Deniz Kazalarının Önlenmesine İlişkin Görüşlerimiz
Deniz Kazalarının Önlenmesine İlişkin Görüşlerimiz

DENİZ EMNİYET DERNEĞİ’NİN ÖNERİLERİ

 

Bilindiği üzere fırtına mevsiminin başlaması ile birlikte Türkiye’mizin çevre denizlerinde meydana gelen deniz kazalarında batan ve karaya sürüklenen gemiler olmuş ve bunun sonucunda denizciler yaşamlarını yitirmiş, kazalar can ve mal kaybı ve maddi hasarlar ile sonuçlanmıştır.

Kazaların genellikle bu fırtınalara dayanamayacak büyüklükte ve teknik donanımı yetersiz, bakımı tutumu yeterince yapılmamış nispeten yaşlı gemilerin uygunsuz hava koşullarında sefere çıkmaları, korunaklı yerlerde demirle(ye)memeleri ve sefer planlamalarını hava koşullarına göre yapmamaları nedeniyle meydana geldiği gözlemlenmiştir.

Bu nedenle, kazaların gerekli önlemler alınması halinde önlenmesinin mümkün olduğu anlaşıldığından, bu önlemlerin risk yönetimi yoluyla ve ilgili tüm tarafların bu risk yönetimindeki rollerini üstlenerek tamamen ortadan kaldırılması mümkün olamayan insan hatalarının bu risk yönetimi ile İsviçre peyniri örneğinde olduğu gibi bir taraftaki insan hatasının diğer taraftaki önlemle ortadan kaldırılması yolu ile bu gibi kazaların önlenmesi konusunda Deniz Emniyet Derneği hemfikirdir.

Alınacak önlemlerin

1-    Türkiye ve diğer bölge devletleri

2-    Gemi

3-    Armatör, kiracı veya fiili taşıyan

Taraflarında neler yapılabileceği şeklinde ayırarak kamuoyuna duyurmak isteriz.

 

1-    Türkiye ve Diğer Bölge Devletleri Tarafından Yapılabilecekler:

a)     Denizlerde hava durumunun etkin bir şekilde izlenerek denizcilere uyarıların bu hava raporu uyarınca yapılmaya devam edilmesi;

b)    Her devletin limanlarındaki tüm gemileri bayrak ayırımı yapmaksızın fırtınalara karşı izleyerek rotaları üzerinde kendileri için riskli olabilecek büyüklükte fırtına ihbarı bulunan gemilere Liman Çıkış Belgesi (LÇB) vermemesi, bunun yapılamadığı durumlarda gemi kaptanı ve acentesinin mutlaka tavsiye niteliğinde uyarılması ve geminin seyri halinde ortaya çıkabilecek can ve mal kayıpları ve çevre zararlarından kendilerinin sorumlu olacağını. Hatırlatılması.
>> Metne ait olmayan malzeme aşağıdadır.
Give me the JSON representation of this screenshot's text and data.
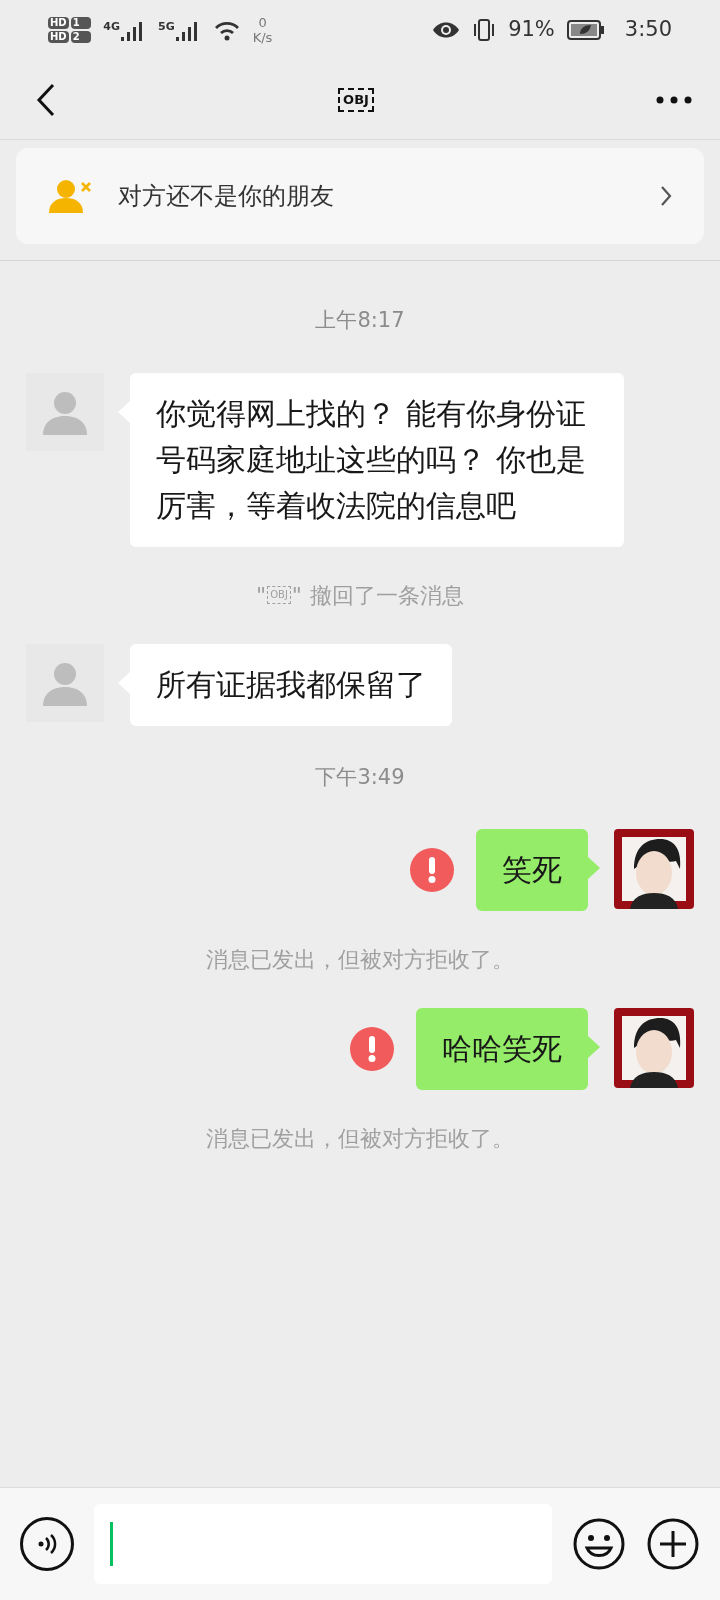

c)     Türkiye bakımından, Karadeniz, Marmara, Ege ve Akdeniz’de Türk bayraklı gemiler başta olmak üzere tüm gemilerin etkin bir şekilde takip edilerek seyir halinde olan gemilerin varış limanlarına göre seyretmekte oldukları rotaların izlenmesi ve rotaları üzerinde dayanamayacakları büyüklükte fırtına olan gemilere emniyetli korunaklı alanlarda demire gitmeleri konusunda tavsiyede bulunulması.

d)    Tüm bölge devletlerinin gemileri özellikle can kurtarma ekipmanlarının yeterli ve uygun durumda bulundukları yönünde etkin bir PSC (Liman Devleti) kontrolüne tabi tutmaları.

e)    İstanbul’da kuvvetli lodos fırtınası ihbarı olduğu durumlarda gemilerin Ahırkapı demir yerine alternatif demir alanlarına alınmaları veya drifte çıkmaları yönünde uyarı yapılması, buradaki uzun üreli demirde tutulan mürettebatı yetersiz gemilerin mutlaka kaldırılması.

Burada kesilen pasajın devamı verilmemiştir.